As teachers, at whatever level (K-graduate school), we are faced with the responsibility of confronting a vast array of personal and “official” epistemologies. These epistemologies may have to do with the subject matter we are teaching or they may have to do with students’ assumptions about the nature of the professional community or the nature of our professional work or the nature of one’s relationship to oneself as a learner or inquirer or whatever. If we take our work as educators seriously, we examine where our students are and teach to their particular needs or situations. We may feel obligated to cover certain material (depending upon our field and the particular course), but somewhere along the continuum of [student situation—-to—-subject matter] we are going to address epistemologies of students and epistemologies of the field.

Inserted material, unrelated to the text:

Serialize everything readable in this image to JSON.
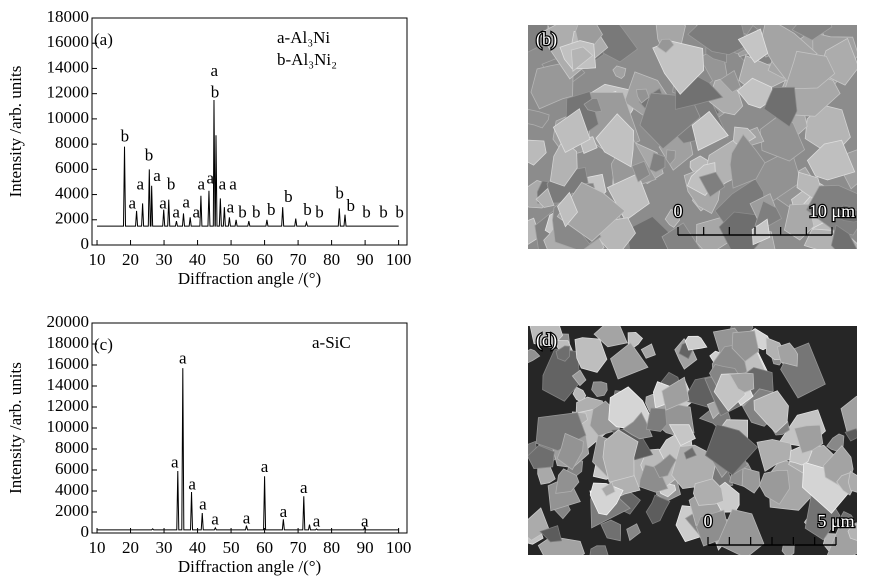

However, the way the institution of education is moving, grade school is more concerned with subject matter coverage than with any concern for epistemology, whether personal or official. The approach is to memorize content to pass a test. The content doesn’t have to make sense, which would be an epistemological concern. At the university level, we’re not that far away from the grade school version. We don’t have the high stakes tests, but the underlying drive for profit is still there. Online learning, large classes, and multiple section classes that follow the exact same template are all aligned with the same approach to minimizing a concern for epistemology, while maximizing superficial coverage of content.

There were times when I was teaching multiple sections of the same course when I felt like I needed to keep all sections at the same point along some arbitrary continuum of content and to cover the exact same material. But, every time I tried, I found it impossible. Each group of students took the material in class in different directions. They had different questions, different ideas, and different interests. Each section became its own distinctive epistemological context. And, this epistemological context is what we need to remember when teaching. Each individual makes sense of the material in her or his own way by drawing on individual experiences, previous epistemologies, and all kinds of idiosyncratic contexts of meaning. Put a bunch of people together in a room and you have a social context of epistemologizing that can’t be replicated.

To view teaching as an epistemological endeavor, you need to see classrooms as social contexts where students are trying to make sense of whatever it is they are studying. As an epistemologizing mentor, you as the teacher need to encourage exploration, inquiry, questioning, critiquing, challenging, and examining things from multiple perspectives. You need to encourage your students to be scientists, poets, artists, writers… and not just get stuck in one perspective. We should be encouraging epistemological flexibility.

Epistemological shock occurs when a solidified structure is shaken by a new insight that undermines the solidified epistemology. If we can help students create flexible epistemologies based on the idea of changeability, maybe the shocks will not occur, but will be part of the expected changeability.